The latter makes it possible to decide whether or not a situation should be avoided. According to the results of the new study, it is also responsible, via a complex mechanism, for the “impulsive and compulsive” consumption of alcohol in many individuals. The research was carried out as part of an international collaboration, co-led by Dr Tianye Jia of Fudan University, Professor Jianfeng Feng of the University of Warwick and Fudan University, and Professor Trevor Robbins of Cambridge University and Fudan University. The details were published in the journal Science Advances.

A bifactorial imbalance

According to researchers, a person is at higher risk of developing alcohol use disorders when this information channel is out of balance in two ways:

  • Alcohol inhibits dPAG (the area of ​​the brain that deals with adverse situations), so the brain cannot respond to negative signals or the need to escape danger, leading an individual to only feel the benefits of alcohol consumption, not its bad side effects. It is a possible cause of compulsive alcohol consumption.

  • A person suffering from an alcohol addiction will also usually have an overexcited pAG, making them feel that they are in an unfavorable or unpleasant situation from which they wish to escape, and they will turn "urgently" to the. alcohol to do it. It is the cause of impulsive alcohol consumption.

 I was asked to comment on an earlier study in mice with a similar purpose: to locate possible origins of alcohol abuse. It is exciting to be able to replicate these mouse models in humans and, of course, to go further to identify a dual pathway model that links alcohol abuse with a tendency to exhibit impulsive behavior , ”says the Professor Jianfeng Feng, Computer Science Department, University of Warwick.

Sectional view of the median orbitofrontal cortex. The downregulation of dorsal periaqueductal gray matter (dPAG, stands for Dorsal Periaqueductal Gray) is linked to impulsive and compulsive alcohol consumption. © University of Warwick

It is remarkable that these neural systems in mice, which deal with responding to threats and 'punishments', have been shown to be relevant to our understanding of the factors leading to alcohol abuse in adolescents, " says the Professor Trevor Robbins, Department of Psychology, University of Cambridge. “ We found that the same top-down neural regulation could malfunction in two completely different ways, while leading to similar alcohol abuse behavior ,” says Dr. Tianye Jia, of the Institute of Science and Technology. Fudan University.

Before considering their study in humans, the research team had noticed that previous rodent models showed that the brain areas mPFC and dPAG could be at the origin of precursors of alcohol dependence. They then analyzed MRI brain scans from the IMAGEN dataset - a group of 2,000 people from the UK, Germany, France and Ireland who are engaged in scientific research to advance knowledge on how whose biological, psychological and environmental factors during adolescence can influence brain development and mental health.

Participants undertook task-based functional MRI scans, and when they were not rewarded in the tasks (which produced negative feelings of punishment), the regulation between mOFC and dPAG was more strongly inhibited in participants who had demonstrated alcohol abuse. Likewise, at rest, participants who showed a more "over-excited" regulatory pathway between mOFC and dPAG (leading to feelings of urgent need to escape a situation) also had increased levels of dPAG. alcohol abuse.
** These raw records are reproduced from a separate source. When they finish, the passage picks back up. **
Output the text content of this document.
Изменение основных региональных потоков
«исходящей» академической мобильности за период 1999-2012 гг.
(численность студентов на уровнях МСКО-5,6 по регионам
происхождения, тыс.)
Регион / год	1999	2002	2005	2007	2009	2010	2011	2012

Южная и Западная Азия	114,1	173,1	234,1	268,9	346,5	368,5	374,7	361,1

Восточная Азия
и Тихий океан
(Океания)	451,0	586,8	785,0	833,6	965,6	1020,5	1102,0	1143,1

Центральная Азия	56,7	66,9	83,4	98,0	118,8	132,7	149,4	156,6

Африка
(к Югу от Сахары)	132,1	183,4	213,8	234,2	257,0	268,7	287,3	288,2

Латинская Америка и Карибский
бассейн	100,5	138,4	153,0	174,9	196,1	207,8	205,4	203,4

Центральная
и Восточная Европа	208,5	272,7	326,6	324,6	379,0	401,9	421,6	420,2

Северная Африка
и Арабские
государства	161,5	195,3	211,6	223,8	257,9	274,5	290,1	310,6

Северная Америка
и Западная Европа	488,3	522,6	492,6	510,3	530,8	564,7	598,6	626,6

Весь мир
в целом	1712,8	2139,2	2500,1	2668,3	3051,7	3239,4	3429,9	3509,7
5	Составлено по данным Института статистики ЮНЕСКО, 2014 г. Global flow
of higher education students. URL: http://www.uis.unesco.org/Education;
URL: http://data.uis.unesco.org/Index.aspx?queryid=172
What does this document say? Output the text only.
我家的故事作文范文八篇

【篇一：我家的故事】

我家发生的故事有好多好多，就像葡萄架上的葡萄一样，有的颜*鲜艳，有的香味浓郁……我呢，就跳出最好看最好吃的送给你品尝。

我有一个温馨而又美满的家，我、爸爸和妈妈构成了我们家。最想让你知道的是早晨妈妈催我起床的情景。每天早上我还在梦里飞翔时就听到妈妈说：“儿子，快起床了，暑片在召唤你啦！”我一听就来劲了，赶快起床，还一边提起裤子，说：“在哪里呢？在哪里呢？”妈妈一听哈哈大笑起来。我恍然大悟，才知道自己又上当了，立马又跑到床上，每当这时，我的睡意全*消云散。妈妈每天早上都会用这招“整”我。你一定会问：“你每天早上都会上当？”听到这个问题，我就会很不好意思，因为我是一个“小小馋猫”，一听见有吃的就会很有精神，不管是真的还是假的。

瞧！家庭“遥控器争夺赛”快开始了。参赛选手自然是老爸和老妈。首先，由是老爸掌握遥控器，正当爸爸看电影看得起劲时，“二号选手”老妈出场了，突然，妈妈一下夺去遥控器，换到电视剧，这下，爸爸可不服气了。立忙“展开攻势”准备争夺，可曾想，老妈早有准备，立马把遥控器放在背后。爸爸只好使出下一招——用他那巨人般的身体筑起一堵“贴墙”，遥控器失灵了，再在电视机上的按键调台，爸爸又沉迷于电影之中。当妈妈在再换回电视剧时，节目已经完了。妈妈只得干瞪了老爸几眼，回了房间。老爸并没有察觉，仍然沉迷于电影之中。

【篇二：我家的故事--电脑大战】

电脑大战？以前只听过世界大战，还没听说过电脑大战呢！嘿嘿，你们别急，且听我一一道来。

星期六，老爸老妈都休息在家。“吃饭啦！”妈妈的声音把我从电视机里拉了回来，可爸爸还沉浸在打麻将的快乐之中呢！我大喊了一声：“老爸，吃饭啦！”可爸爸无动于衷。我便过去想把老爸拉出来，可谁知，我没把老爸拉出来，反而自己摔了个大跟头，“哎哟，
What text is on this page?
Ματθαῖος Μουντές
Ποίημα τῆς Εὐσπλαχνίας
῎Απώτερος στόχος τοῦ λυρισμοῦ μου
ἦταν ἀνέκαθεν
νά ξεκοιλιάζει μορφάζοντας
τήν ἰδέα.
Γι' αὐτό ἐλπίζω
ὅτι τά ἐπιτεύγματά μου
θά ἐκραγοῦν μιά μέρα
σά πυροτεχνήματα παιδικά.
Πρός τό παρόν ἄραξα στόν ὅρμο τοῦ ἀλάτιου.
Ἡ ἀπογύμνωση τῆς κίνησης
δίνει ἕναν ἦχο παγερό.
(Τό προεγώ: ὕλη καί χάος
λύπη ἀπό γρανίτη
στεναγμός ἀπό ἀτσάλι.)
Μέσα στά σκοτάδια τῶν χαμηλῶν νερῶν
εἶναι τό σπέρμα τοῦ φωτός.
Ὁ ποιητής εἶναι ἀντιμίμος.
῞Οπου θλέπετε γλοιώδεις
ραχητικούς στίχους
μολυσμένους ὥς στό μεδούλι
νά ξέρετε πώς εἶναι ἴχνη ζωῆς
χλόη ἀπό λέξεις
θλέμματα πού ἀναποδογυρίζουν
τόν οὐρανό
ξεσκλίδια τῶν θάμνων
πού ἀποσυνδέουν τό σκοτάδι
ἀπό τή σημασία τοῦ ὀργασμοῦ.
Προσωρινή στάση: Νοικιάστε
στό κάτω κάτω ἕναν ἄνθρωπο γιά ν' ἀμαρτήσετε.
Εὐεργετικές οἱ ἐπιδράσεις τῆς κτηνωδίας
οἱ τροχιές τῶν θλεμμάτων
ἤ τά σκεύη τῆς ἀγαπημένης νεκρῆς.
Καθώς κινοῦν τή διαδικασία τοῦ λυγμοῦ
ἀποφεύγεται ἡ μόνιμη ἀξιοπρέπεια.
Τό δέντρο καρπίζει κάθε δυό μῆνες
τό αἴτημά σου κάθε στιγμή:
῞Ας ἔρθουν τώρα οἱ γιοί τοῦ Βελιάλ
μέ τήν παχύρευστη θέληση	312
Alcoholism is one of the most common and devastating addictions. According to a WHO report published in 2018, more than 3 million deaths per year are linked to alcohol consumption worldwide (45,000 in France), and harmful alcohol consumption contributes to 5.1 % of the global disease burden. Understanding the triggers and the neurological mechanisms involved is therefore crucial to better help these people and to offer adapted withdrawal therapies.